"Did I not warn you, dear Janet," said her friend, laughingly, "that you were affixing too much importance to a trifle? You should not expect an admirer to fulfil all the promises of a valentine; you might as reasonably expect a member of Parliament to fulfil the promises that he had made during his canvass."
Janet, however, would not allow her faith in valentines to be weakened; she put her own construction on the coolness of Heathcote, and a very painful construction it was. She thought that although for a time his approbation of her mind and manners had overcome his distaste to her personal appearance, the latter feeling was gaining ground upon him, and that he was unable to love her, and ashamed to introduce her to the world as the object of his choice. "I will give him back his faith," thought poor Janet, little surmising how she would be wondered at in society for talking of giving back the faith of a valentine. Before Janet could give Heathcote back his faith, he was summoned into Shropshire, to see a married sister who was believed to be dying; and Janet, instead of pondering over the uncertainty of her own love-affair, had a different subject for her attention, in watching the progress of a far more fortunate wooing. Captain Warrington, by Philippa's permission, had spoken to Mr. Chetwode touching his affection for his beautiful ward; and Mr. Chetwode, after a slight show of reluctance, and an ineffectual attempt to induce the young people to consent to a twelvemonth's engagement, had suffered himself to be persuaded into a promise that he would give the bride away whenever she chose to call upon him to do so.
Mr. Chetwode was a very reasonable guardian; he did not insist on sacrificing his ward to a citizen whose money-bags outweighed his own; or to a patrician, whose "face, like his family, was wonderfully old."
All went on smoothly and satisfactorily; the lawyers were busy with the settlements, and Philippa busy with the choice of her wedding-dresses. But Janet was not without a little gleam of comfort on her own account.
Heathcote had written to Mr. Chetwode. "My sister," he wrote, "I am most thankful to say, is almost convalescent, and in a little while I shall venture to tell her of an important step in life that I contemplate taking. I shall then fly back on the wings of impatience to London, and need scarcely say that my first visit will be to your house."
Mr. Chetwode read aloud Heathcote's letter at the breakfast-table, but made no comment on the sentence in question. Janet placed her own construction on it; she thought that Heathcote, unlike men in general, was a much more ardent lover when absent than when present, because he did justice to the qualities of her mind, but disliked her personal appearance. Moore says of the heroine of one of his sweet melodies—
"She looked in the glass, which a woman ne'er misses,
Nor ever wants time for a sly glance or two."

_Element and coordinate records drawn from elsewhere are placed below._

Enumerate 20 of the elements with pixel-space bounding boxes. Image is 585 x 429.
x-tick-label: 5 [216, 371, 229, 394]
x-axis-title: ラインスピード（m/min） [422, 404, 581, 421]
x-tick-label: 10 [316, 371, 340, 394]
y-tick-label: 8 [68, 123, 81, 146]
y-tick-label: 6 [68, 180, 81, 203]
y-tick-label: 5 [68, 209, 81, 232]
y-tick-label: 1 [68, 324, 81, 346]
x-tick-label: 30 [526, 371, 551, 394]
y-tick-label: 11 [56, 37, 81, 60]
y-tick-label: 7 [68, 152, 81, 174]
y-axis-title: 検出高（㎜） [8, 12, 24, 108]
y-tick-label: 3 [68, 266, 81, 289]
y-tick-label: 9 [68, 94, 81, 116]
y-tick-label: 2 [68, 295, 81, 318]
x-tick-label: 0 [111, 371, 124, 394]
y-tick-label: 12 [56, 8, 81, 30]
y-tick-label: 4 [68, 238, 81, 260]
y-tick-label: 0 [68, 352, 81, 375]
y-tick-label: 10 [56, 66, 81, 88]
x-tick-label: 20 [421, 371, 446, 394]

But Janet "looked in the glass" not with any pleasurable sensations; she came to the conclusion that she grew plainer every day, and she anticipated Heathcote's return with as much fear as hope. One morning Janet was sitting alone in the drawing-room, and felt remarkably nervous and depressed. "Are there such things as presentiments of evil?" she thought; but her previous anticipations were changed into joyous realities when Heathcote was announced. She started up to greet him, but appearing not to notice her outstretched hand, he threw himself into a chair: she thought him very much out of spirits; an indifferent person would have thought him very much out of temper.
"Your sister, I trust, is not worse," said Janet, timidly.